28.06.2009

cinslerin savaşı

r. w. connell

tüm toplumlar, kendilerini ve üyelerini yeniden üretmek ve bu yüzden de yeni insanlar üreten cinsel ve toplumsal ilişkileri barındırıp ayakta tutmak zorundadır. işte bu nedenle, tüm toplumların kendilerini cinsiyetin biyolojik olgularıyla bağdaştırması gerekir. bundan genellikle, tüm toplumların çekirdek aile veya onun bir türü üzerinde temellenmek zorunda olduğu düşüncesi çıkarılmaktadır.

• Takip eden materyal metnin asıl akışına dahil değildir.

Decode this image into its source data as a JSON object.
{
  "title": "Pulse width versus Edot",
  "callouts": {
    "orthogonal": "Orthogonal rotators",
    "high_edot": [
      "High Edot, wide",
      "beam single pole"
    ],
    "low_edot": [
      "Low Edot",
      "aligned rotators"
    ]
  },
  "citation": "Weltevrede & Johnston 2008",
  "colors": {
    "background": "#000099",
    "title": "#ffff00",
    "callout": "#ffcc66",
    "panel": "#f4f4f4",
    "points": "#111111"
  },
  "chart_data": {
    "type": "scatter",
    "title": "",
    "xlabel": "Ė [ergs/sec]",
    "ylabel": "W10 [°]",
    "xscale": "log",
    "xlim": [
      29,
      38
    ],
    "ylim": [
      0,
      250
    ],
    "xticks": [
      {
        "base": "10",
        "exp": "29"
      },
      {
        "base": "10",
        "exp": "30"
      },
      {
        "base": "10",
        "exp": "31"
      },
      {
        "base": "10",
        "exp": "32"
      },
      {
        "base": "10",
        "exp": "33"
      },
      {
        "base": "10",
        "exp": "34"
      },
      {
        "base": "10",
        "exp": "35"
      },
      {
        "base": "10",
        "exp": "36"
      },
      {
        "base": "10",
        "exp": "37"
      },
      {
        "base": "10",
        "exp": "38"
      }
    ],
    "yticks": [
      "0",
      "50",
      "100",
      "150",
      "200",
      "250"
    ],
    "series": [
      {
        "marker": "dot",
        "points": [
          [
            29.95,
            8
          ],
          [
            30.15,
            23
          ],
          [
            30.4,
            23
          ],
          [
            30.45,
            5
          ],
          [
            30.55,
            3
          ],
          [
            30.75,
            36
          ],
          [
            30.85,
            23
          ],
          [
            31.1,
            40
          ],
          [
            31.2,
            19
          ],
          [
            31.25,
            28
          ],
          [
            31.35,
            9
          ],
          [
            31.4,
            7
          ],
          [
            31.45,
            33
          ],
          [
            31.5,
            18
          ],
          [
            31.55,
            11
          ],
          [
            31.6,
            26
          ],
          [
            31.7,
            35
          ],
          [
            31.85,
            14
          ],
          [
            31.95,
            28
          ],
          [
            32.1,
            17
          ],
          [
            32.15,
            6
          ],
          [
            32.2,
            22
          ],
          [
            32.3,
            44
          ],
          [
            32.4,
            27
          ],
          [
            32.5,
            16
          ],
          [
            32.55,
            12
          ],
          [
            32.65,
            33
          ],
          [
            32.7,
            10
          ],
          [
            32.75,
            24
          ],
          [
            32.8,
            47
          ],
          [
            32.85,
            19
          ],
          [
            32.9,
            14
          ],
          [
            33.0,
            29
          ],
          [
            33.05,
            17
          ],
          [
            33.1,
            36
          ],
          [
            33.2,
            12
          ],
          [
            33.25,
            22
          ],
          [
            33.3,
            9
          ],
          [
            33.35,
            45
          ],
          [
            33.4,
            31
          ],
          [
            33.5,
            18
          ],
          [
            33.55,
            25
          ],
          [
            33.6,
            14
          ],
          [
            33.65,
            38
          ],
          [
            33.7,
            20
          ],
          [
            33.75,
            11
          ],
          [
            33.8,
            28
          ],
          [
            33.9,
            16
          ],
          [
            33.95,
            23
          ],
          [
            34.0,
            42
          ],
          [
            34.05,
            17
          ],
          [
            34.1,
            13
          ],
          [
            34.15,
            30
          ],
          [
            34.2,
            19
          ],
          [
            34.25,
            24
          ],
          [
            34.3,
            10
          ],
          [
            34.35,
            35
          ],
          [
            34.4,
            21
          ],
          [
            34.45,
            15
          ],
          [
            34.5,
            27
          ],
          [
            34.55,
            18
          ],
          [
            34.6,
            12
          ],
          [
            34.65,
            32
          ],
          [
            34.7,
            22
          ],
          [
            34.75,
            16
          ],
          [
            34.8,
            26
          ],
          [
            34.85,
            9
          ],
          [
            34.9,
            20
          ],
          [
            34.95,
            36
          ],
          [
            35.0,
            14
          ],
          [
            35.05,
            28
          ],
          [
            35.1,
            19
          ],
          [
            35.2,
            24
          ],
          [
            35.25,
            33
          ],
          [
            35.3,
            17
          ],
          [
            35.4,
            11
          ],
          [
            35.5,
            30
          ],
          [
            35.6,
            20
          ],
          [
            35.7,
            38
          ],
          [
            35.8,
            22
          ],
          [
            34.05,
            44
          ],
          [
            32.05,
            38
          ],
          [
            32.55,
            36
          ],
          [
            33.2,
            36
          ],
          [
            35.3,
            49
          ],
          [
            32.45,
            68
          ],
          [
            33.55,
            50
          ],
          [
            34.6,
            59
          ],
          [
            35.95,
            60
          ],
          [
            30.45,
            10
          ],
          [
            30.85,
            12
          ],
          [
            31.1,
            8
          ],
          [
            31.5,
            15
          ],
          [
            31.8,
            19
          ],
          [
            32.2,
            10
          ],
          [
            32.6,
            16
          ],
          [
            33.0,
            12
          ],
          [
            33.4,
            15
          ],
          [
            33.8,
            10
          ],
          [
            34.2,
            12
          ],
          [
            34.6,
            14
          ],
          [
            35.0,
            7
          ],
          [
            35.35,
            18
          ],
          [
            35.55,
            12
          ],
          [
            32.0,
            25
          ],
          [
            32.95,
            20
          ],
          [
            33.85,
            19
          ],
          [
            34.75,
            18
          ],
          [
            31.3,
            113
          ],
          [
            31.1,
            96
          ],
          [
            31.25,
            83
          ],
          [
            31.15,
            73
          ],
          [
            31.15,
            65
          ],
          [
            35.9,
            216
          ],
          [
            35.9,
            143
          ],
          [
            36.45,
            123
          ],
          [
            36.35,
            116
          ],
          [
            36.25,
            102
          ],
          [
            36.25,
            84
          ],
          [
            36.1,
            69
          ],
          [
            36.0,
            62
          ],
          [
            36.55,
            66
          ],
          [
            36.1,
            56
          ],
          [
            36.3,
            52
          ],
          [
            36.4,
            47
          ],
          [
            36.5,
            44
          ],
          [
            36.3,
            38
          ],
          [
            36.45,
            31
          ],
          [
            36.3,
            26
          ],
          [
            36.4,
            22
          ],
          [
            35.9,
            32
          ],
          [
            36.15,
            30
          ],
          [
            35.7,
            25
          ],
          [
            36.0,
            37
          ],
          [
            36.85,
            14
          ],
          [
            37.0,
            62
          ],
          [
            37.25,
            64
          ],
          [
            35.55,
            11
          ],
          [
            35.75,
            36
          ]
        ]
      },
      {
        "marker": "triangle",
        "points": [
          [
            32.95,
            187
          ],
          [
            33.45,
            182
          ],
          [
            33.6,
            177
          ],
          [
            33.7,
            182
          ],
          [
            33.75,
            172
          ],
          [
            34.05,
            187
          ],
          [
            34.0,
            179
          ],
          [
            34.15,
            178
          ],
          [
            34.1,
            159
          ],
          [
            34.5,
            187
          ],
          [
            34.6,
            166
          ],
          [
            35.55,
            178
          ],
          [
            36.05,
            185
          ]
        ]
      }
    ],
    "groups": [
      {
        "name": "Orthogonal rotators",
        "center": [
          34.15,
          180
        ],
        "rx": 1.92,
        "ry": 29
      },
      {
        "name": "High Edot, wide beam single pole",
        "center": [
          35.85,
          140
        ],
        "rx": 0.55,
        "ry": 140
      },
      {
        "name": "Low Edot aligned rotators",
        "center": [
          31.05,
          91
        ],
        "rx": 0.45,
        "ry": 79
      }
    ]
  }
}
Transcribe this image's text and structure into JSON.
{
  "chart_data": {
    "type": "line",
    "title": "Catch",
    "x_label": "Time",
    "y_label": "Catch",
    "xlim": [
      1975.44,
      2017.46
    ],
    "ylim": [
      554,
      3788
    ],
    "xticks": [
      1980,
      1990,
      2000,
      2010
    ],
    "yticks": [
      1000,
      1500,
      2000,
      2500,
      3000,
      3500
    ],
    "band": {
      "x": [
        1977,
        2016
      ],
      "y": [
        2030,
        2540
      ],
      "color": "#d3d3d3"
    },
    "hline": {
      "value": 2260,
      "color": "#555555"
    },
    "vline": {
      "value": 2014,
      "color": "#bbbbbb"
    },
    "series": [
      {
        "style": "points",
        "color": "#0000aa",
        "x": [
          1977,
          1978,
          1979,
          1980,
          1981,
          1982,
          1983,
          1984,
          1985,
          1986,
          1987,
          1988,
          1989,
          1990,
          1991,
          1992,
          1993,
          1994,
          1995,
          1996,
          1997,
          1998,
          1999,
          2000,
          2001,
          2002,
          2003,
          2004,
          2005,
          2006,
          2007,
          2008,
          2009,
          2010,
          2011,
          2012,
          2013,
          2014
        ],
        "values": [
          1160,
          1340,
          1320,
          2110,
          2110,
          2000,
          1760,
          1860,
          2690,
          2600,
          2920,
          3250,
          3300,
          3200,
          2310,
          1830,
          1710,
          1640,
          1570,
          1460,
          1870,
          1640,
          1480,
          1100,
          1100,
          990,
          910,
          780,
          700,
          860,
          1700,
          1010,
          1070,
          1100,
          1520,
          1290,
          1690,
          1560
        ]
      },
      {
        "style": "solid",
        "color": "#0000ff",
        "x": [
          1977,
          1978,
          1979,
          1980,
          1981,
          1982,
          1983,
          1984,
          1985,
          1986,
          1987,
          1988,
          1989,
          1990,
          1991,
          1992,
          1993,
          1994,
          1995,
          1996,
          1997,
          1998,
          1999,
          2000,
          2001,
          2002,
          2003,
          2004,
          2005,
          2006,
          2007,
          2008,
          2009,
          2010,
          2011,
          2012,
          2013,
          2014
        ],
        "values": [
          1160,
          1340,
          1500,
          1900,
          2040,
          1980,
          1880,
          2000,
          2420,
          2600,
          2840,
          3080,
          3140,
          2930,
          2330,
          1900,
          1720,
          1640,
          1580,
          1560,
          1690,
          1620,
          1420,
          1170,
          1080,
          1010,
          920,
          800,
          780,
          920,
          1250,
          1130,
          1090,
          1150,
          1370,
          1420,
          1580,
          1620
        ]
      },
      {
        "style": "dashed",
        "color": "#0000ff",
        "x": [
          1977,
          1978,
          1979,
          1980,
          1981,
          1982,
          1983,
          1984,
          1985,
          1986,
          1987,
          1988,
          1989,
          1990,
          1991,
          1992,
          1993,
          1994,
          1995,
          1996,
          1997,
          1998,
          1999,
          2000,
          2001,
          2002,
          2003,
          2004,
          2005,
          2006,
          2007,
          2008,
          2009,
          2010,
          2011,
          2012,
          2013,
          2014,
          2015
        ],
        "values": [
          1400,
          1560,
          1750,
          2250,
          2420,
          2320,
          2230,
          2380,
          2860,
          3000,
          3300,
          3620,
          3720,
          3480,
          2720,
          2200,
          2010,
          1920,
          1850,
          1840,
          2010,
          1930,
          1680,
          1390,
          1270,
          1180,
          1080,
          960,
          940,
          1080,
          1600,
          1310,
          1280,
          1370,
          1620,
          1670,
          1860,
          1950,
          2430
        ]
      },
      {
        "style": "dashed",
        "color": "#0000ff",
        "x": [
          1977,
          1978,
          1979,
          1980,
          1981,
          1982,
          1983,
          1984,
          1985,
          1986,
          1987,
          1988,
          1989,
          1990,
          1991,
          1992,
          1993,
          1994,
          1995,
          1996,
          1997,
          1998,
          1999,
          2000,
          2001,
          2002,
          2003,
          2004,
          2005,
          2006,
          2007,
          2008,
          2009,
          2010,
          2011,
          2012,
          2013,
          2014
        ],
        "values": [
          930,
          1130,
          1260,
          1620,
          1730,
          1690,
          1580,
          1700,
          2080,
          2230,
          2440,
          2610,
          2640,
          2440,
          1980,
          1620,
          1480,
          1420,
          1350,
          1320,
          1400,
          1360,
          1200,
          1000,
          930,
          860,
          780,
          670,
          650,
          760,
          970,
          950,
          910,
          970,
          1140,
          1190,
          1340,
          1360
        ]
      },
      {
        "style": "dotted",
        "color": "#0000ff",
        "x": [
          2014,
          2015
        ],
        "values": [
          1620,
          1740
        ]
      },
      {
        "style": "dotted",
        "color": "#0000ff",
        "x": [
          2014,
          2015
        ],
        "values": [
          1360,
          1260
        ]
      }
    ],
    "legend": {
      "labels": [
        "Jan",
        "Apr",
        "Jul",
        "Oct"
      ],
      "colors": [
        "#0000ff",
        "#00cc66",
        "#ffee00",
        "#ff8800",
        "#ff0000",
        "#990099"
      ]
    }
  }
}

toplum, cinsiyetler arasındaki ayrımı kültürel olarak ayrıntılandırır. giysi bildik bir örnektir. insan vücudunun ortalama biçim ve görünümü açısından erkekler ve kadınlar arasında çok az farklılık vardır. toplum, söz gelimi kadınların göğüslerini veya erkeklerin penislerini vurgulayan giysilerle bu farklılıkları abartır ya da kadınlara etek, erkeklere de pantolon giydirerek onları kategorikleştirir.

herhangi bir öneme sahip işi almak için girilen rekabette erkekler kendine güvenme ve iddialı olma açısından daha üstündür. kendilerini hormonları yüzünden sürekli zayıf düştükleri bir iktidar çekişmesinde tüketmektense, tabi kılındıkları bir konumu kabul etmek kadınlar için akılcıdır. işte bu yüzden, yuva yapmayı kadınlara, iş dünyasının rekabetçi uğraşını erkeklere tahsis eden toplumsal düzenlemelerimiz var.

kategoricilik iktidarı kabul edebilir ama pratik politika unsurunu (seçim, kuşku, strateji, planlama, hata ve dönüşüm gibi) analizinden siler atar. geleneksel popüler kültürdeki "cinslerin savaşı" komedisi, tam da bu tür bir silme işlemiyle cinsel politikanın düşüdür. kocalar yanılır, karılar dırlanır, kaynanalar çekiştirir, kızlar kırıştırır, oğlanlar çocukluktan çıkamaz ve bu kesinlikle hep böyle gider. insanlar ne tür girişimlerde bulunurlarsa bulunsunlar hiçbir şey değişmez. kategoriciliğin daha karmaşık biçimlerinde pratik politikayı marjinalleştiren keyif değil mantıktır.